Shell (NYSE:SHEL) reported adjusted earnings of $6.92 billion for the first quarter of 2026, surpassing analyst expectations of $6.36 billion and improving from $5.58 billion recorded during the same period a year earlier.
The company said stronger contributions from trading and optimization activities within its Downstream and Renewables businesses, along with higher realized prices, improved refining margins, and reduced operating expenses, helped lift profitability.
Shell also announced a reduction in its quarterly share repurchase program, lowering planned buybacks to $3 billion from $3.5 billion in the previous quarter.
EBITDA rises while cash flow weakens
Adjusted EBITDA increased to $17.7 billion compared with $15.3 billion a year earlier.
Cash flow from operations totaled $6.1 billion, impacted by an $11.2 billion working capital outflow related to commodity price fluctuations affecting inventories and receivables.
Free cash flow declined to $2.9 billion from $5.3 billion in the prior-year quarter.
Meanwhile, net debt rose to $52.6 billion, lifting gearing to 23.2%. Shell said the increase was partly tied to higher shipping lease expenses associated with the conflict in the Middle East.
Production impacted by Middle East disruptions
Shell reported a 4% decline in combined oil and gas production from the previous quarter, citing disruptions to output in Qatar linked to the Middle East conflict.

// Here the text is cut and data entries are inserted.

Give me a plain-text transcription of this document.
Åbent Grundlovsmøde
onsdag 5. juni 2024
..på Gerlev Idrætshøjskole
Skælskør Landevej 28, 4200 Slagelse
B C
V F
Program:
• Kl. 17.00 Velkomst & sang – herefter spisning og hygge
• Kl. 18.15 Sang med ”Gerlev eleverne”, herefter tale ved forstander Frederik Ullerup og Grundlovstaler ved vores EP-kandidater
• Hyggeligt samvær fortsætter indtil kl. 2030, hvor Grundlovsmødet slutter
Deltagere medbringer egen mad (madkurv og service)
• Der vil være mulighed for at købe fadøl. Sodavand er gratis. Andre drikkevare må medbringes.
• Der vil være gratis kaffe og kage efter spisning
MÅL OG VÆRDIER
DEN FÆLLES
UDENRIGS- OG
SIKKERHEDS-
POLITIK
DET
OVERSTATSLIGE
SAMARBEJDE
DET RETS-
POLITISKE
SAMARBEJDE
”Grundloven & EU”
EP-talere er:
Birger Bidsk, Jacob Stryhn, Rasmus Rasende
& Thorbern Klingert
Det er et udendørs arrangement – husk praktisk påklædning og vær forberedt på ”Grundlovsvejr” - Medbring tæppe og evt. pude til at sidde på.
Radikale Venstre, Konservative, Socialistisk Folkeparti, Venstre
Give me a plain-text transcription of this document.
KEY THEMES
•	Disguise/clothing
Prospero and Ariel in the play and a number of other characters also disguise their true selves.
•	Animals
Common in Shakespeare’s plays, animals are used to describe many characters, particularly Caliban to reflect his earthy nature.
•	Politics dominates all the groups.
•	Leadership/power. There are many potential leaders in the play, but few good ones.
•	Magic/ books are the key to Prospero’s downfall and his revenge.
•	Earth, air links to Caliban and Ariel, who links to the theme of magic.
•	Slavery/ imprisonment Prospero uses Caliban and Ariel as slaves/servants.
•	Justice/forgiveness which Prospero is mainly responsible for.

Liquefied natural gas liquefaction volumes increased modestly by 1%, as production gains from LNG Canada helped offset weather-related disruptions in Australia.
Second-quarter outlook reflects geopolitical pressures
For the second quarter, Shell forecast integrated gas production between 580,000 and 640,000 barrels of oil equivalent per day, while upstream production is expected to range from 1.62 million to 1.82 million barrels of oil equivalent per day.
The outlook “reflects impact of Middle East conflict including Qatar and higher planned maintenance across the portfolio,” the company said.
More about Shell
Shell is one of the world’s largest integrated energy companies, with operations spanning oil and gas exploration, production, refining, chemicals, trading, and renewable energy. The company is also a major player in the global liquefied natural gas market and has been expanding investments in low-carbon and energy transition businesses.